Q. A mixure of urea and beeswax also known as the “Russian Formula” was used to remove the toenail of a friend of mine. It was done by a dermatologist in Lexington, KY. Have you ever heard of such an approach?
A. We learned about the Russian approach to removing infected nails many years ago. It was brought back to this country by Dr. Eugene Farber, Chairman of Dermatology at Stanford University, in 1978.
Instead of removing the nails surgically, which can be painful and increase the risk the infection, the Russians used a strong (40%) urea paste. This dissolves fungus-infected nails without damaging healthy nails.
To learn more about this approach and how to eliminate the fungus once the nail is dissolved you may be interested in our Guide to Hair and Nail Care.
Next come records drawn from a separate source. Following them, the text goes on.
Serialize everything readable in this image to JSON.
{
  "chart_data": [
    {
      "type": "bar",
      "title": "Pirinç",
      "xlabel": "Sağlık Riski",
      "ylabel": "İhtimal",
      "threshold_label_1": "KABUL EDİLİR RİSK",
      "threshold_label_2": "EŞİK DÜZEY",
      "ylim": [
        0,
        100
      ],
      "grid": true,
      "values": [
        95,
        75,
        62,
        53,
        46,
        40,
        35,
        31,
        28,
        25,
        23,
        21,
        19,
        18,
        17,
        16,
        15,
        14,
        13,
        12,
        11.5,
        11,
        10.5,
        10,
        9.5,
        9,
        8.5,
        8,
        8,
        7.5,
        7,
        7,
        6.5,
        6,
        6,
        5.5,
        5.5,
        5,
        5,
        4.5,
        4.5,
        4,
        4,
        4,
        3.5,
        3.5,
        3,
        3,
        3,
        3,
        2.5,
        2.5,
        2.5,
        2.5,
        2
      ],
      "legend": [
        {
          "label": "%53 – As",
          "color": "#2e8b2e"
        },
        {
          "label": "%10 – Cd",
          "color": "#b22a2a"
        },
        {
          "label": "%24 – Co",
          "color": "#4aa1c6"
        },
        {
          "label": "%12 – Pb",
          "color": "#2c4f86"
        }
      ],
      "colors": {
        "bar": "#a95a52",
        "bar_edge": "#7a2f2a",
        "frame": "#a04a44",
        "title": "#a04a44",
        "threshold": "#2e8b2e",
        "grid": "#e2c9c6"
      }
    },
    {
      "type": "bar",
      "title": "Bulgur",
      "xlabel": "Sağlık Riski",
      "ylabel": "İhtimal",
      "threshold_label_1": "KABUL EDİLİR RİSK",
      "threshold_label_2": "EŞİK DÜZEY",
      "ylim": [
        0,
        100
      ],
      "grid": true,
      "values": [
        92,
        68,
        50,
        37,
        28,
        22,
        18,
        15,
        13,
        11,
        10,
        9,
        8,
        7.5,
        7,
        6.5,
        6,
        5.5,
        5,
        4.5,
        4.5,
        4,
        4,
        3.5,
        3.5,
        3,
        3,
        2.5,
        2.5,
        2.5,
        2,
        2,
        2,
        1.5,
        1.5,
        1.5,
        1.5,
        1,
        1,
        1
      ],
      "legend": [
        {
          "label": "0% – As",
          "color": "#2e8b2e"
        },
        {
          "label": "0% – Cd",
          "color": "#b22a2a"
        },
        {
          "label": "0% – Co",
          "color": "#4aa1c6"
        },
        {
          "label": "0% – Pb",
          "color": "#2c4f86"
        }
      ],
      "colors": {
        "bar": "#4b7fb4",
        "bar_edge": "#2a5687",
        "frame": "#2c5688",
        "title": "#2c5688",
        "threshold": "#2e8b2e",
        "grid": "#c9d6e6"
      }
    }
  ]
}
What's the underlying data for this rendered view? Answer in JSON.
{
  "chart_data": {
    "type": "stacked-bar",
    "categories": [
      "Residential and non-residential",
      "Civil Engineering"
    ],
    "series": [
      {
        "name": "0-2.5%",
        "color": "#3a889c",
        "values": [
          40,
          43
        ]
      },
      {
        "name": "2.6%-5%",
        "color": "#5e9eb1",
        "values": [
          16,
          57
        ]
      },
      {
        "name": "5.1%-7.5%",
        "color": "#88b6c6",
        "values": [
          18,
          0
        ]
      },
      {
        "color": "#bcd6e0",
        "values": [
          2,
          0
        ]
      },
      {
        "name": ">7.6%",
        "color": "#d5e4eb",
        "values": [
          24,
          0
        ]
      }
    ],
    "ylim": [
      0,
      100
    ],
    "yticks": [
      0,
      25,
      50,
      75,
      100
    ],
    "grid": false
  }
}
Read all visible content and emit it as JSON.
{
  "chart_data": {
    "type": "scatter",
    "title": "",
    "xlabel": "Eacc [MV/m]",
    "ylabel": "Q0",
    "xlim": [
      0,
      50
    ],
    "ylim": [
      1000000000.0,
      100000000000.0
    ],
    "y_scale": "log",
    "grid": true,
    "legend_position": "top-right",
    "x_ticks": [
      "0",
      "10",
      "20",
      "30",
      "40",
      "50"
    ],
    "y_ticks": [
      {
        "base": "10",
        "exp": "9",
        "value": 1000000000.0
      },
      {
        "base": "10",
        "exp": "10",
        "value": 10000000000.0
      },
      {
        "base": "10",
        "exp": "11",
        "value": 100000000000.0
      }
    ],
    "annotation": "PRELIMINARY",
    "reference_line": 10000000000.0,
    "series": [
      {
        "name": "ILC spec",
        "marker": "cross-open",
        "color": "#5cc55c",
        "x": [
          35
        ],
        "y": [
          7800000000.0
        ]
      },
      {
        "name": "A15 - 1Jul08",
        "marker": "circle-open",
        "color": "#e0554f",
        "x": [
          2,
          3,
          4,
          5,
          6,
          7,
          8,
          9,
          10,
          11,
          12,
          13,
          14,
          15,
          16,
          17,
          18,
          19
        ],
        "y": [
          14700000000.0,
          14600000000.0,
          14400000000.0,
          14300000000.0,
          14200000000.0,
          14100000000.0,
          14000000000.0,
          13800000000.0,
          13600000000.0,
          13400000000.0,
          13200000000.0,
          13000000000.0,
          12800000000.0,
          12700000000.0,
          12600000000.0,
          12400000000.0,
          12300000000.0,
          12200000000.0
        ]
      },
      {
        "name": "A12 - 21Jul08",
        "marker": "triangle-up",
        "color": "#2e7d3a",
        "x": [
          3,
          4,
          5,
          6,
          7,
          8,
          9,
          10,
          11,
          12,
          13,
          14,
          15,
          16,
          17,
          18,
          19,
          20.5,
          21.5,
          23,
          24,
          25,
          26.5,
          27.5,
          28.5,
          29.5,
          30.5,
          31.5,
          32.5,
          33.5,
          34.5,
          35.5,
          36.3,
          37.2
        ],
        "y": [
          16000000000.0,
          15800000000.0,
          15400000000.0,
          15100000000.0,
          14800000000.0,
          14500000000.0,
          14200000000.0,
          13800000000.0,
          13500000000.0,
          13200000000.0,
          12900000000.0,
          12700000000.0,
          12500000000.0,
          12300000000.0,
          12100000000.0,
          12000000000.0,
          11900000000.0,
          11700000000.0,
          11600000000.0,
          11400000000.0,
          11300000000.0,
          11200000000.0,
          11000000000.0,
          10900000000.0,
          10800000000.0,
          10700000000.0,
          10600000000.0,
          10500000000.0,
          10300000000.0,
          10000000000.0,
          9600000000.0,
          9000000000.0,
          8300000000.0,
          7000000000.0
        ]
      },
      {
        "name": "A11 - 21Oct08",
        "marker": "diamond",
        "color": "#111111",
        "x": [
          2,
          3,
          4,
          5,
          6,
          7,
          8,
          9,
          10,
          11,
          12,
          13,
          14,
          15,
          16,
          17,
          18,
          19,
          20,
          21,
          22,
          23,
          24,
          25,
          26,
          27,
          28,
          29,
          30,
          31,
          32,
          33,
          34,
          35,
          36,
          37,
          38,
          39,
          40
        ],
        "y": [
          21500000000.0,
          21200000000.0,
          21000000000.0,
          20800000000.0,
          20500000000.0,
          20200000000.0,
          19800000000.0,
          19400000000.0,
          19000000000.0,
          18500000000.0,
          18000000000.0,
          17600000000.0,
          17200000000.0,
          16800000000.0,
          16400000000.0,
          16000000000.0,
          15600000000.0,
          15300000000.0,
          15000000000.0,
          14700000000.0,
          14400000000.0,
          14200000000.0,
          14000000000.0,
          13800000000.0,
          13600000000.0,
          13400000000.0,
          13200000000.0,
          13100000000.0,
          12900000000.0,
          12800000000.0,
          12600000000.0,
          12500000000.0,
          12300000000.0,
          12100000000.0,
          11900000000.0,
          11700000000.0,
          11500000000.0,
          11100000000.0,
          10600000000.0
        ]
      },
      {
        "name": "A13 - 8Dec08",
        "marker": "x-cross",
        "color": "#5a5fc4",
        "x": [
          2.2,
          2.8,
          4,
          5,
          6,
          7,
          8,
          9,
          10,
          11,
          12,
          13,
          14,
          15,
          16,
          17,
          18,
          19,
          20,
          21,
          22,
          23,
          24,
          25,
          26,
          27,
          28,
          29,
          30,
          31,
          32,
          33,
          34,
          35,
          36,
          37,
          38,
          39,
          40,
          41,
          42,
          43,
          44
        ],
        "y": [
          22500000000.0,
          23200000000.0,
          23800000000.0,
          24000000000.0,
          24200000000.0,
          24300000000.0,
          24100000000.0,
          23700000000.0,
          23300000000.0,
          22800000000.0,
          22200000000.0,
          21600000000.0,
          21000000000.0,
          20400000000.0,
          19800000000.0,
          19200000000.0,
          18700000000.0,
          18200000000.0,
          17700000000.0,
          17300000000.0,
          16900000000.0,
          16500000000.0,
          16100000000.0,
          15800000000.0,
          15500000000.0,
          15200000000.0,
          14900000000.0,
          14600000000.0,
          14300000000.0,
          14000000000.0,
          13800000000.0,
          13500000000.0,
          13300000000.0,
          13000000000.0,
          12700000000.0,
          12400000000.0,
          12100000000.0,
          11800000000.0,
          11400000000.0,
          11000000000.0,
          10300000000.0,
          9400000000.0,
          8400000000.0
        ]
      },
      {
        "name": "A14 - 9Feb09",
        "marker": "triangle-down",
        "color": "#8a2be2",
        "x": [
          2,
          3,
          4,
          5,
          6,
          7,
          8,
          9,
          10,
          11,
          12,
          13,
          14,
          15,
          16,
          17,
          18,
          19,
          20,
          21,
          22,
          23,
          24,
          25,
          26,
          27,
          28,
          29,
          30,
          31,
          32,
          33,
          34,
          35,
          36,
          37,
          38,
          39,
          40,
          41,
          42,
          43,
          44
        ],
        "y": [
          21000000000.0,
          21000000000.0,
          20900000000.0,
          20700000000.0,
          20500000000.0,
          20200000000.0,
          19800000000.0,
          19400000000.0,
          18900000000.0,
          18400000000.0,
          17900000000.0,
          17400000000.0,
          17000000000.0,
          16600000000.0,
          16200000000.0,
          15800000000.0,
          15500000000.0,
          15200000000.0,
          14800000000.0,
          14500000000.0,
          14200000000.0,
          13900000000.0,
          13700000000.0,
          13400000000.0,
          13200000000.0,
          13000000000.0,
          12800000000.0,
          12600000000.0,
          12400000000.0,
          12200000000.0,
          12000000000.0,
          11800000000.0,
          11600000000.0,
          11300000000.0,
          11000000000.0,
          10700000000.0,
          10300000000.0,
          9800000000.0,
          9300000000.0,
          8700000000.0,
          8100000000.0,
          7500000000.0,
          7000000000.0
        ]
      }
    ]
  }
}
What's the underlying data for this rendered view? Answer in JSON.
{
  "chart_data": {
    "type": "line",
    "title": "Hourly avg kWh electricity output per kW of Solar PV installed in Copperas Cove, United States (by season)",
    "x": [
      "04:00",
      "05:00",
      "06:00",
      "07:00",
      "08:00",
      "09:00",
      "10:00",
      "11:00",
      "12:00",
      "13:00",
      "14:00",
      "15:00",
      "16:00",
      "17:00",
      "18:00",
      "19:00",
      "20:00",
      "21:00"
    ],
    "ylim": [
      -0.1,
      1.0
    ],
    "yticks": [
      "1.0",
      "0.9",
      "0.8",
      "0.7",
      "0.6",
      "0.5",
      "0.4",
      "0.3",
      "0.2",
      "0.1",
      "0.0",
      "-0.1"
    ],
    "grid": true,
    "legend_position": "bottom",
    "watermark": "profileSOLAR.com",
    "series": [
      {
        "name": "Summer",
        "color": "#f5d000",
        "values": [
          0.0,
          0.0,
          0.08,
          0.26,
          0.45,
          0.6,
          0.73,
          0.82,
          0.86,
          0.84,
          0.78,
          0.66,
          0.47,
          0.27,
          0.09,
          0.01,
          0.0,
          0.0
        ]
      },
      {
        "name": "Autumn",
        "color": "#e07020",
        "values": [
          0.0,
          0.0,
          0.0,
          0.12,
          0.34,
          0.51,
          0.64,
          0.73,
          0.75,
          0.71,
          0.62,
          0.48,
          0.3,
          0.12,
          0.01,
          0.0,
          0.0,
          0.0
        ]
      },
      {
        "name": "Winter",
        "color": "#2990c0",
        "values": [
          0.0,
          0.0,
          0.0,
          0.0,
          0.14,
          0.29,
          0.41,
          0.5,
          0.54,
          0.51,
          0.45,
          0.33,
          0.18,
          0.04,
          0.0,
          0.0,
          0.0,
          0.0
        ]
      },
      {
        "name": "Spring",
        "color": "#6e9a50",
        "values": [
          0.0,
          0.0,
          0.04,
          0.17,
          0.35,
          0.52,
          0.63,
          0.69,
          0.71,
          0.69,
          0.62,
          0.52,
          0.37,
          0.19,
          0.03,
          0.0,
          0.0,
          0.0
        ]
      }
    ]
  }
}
We also heard from Paul who wanted to learn more about the healing properties of urea when used in a skin cream or moisturizer: “What makes urea so special”?
Urea is quite an amazing compound. This little-appreciated ingredient in some moisturizers can be exceptionally helpful.
A study in the highly regarded Journal of Investigative Dermatology (June, 2012) suggests that urea can improve barrier function and regulate gene activity in the skin to improve its antimicrobial defenses.
Urea (aka carbamide) is a natural nitrogen-containing compound made by the body. It is found mixed with other compounds in skin oils. At concentrations of around 10 percent, urea is an excellent skin protector. You’ll find urea in moisturizers such as Udderly Smooth Extra Care 20 Moisturizing Cream with 20% Urea.
The makers (Redex Industries) underwrite our public radio show. Even if they didin’t we would still say that this is one of the very best moisturizers on the market! It is also highly affordable compared to some of the far more expensive skin creams that are out there. At this time of year, when we wash our hands so often, we need the extra protection that urea offers. We cannot think of a more effective ingredient in a skin cream!